Metadata-Version: 2.1
Name: databird
Version: 0.6.2
Summary: Keeps a local data repository up to date with different remote data sources.
Home-page: https://github.com/jonas-hagen/databird
Author: Jonas Hagen
Author-email: jonas.hagen@iap.unibe.ch
Maintainer: Jonas Hagen
Maintainer-email: jonas.hagen@iap.unibe.ch
License: MIT
Download-URL: https://github.com/jonas-hagen/databird/archive/databird-0.6.2.tar.gz
Platform: UNKNOWN
Classifier: Operating System :: OS Independent
Requires-Python: >=3.5.*, <4
Description-Content-Type: text/markdown
Requires-Dist: click
Requires-Dist: dict-recursive-update
Requires-Dist: frozendict
Requires-Dist: mr.bob
Requires-Dist: ruamel.yaml

[![Build Status](https://travis-ci.org/jonas-hagen/databird.svg?branch=master)](https://travis-ci.org/jonas-hagen/databird)

# databird

Periodically retrieve data from different sources.

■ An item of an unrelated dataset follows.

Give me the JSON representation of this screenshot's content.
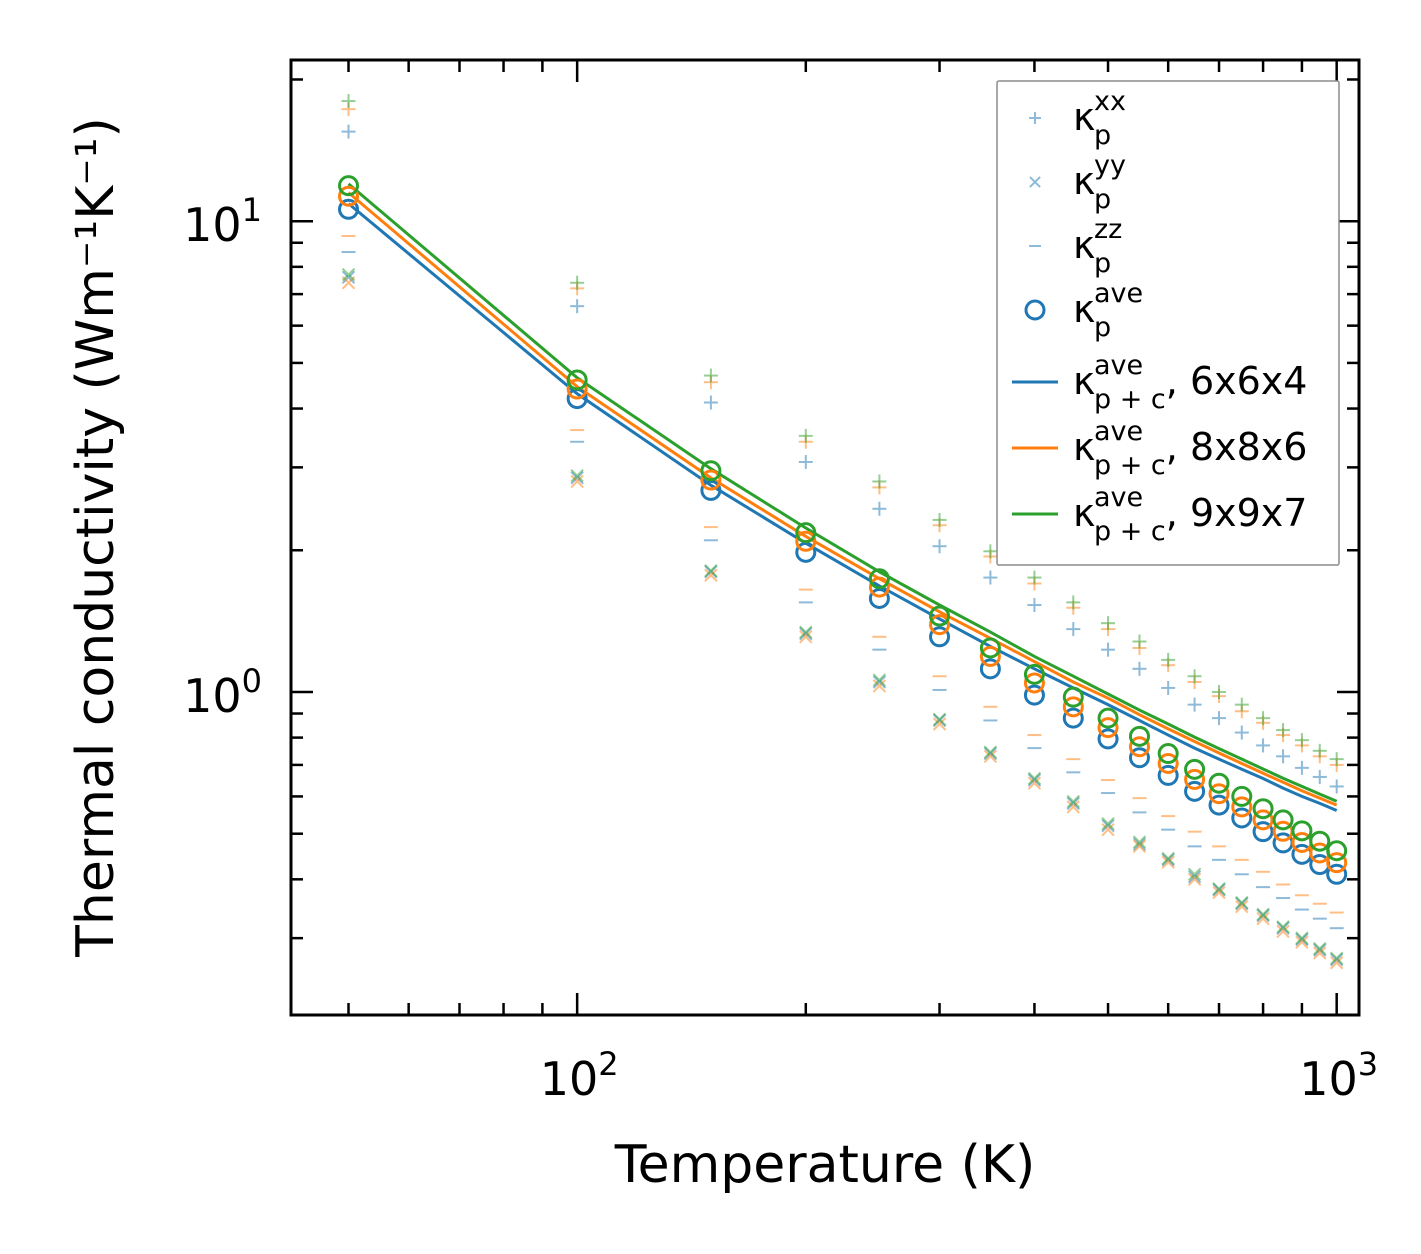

The `databird` package only provides a framework to plan and run the tasks needed to keep a local data-file-store up do date with various remote sources.
The remote sources can be anything (e.g. FTP Server, ECMWF, HTTP Api, SQL database, ...), as long as there is a *databird-driver* available for the specific source.

## Usage

Databird is configured with configuration files and invoked by

```
$ databird retrieve -c /etc/databird/databird.conf

# or (as the above is the default)
$ databird retrieve
```

You can store the configuration files anywhere and for example run the above command periodically as cron job.

## Configuration

The following example configuration defines a repository, which is populated with daily GNSS data from [ftp://cddis.nasa.gov/gnss/data/daily/](ftp://cddis.nasa.gov/gnss/data/daily/).

The main configuration file (usually `databird.conf`) could look like that:

```yml
general:
  root: /data/repos # root path for data repositories
  num-workers: 16   # max number of async workers
  include: "databird.conf.d/*.conf"  # include config files
```

Generally you can configure anything in any file, as all configuration files are merged to one configuration tree. The `include` option is an exception, as it can only be declared in the top config file.

Then in `databird.conf.d/cddis.conf` you can configure a profile and a repository:

```yml
profiles:
  nasa_cddis:
    driver: standard.FtpDriver
    configuration:
      host: cddis.nasa.gov
      user: anonymous
      password: ""
      tls: False

repositories:
  nasa_gnss:
    description: Data from NASAs Archive of Space Geodesy Data
    profile: nasa_cddis
    period: 1 day
    delay: 2 days
    start: 2019-01-01
    targets:
      status: "{time:%Y}/cddis_gnss_{iso_date}.status"
    configuration:
      user: anonymous  # this could override 'user' from profile
      root: "/gnss/data/daily"
      patterns:
        status: "{time:%Y}/{time:%j}/{time:%y%j}.status"
```

When calling databird with this configuration the following is achieved:

* A repository in the folder `/data/repos/nasa_gnss/` is created
* For every day, a file like `2019/nasa_gnss_2019-01-20.status` is expected
* If that file is missing, retrieve it from `ftp://cddis.nasa.gov/gnss/data/daily/2019/020/19020.status`
* If there are many files missing, the data is retrieved asynchronously

This example used the `standard.FTPDriver`.

## Drivers

Anyone can write drivers (see below). Currently, the following drivers are available:

* `standard.FilesystemDriver`: Retrieve data from the local filesystem (included)
* `standard.FtpDriver`: Retrieve data from an FTP server (included)
* `ecmwf.EcmwfDriver`: Retrieve data from the European Centre for Medium-Range Weather Forecasts (ECMWF) via their API (to be anounced)
* `c3s.C3SDriver`: Retrieve data from the Copernicus Climate Change Service (C3S) via their API (to be anounced)


## Development

1. Create a Python environment and activate it
   ``` shell
   $ python3 -m venv . && source bin/activate
   ```
2. Install the development environment:
   ``` shell
   (databird) $ pip install -r requirements/development.txt
   ```

### Writing a new driver

Drivers are published in a namespace package `databird-drivers`. Everyone can develop drivers and share them.

Install `databird` and run mr.bob to create a new driver package:

```
(databird) $ cd $HOME/projects
(databird) $ python -m mrbob.cli databird.blueprints:driver
```

After answering some questions, a new directory `databird-driver-<chosen_name>` is created.
Lets asume `<chosen_name> = foo`, then your driver is usually implemented in `databird/drivers/foo/foo.py` in a class named `FooDriver()`.
Until more documentation is available, you have to look at the code to figure out how to write a driver.

Other people will be able to use it with `driver: foo.FooDriver`.

Tell me if you wrote a new driver, so I can include it in the list.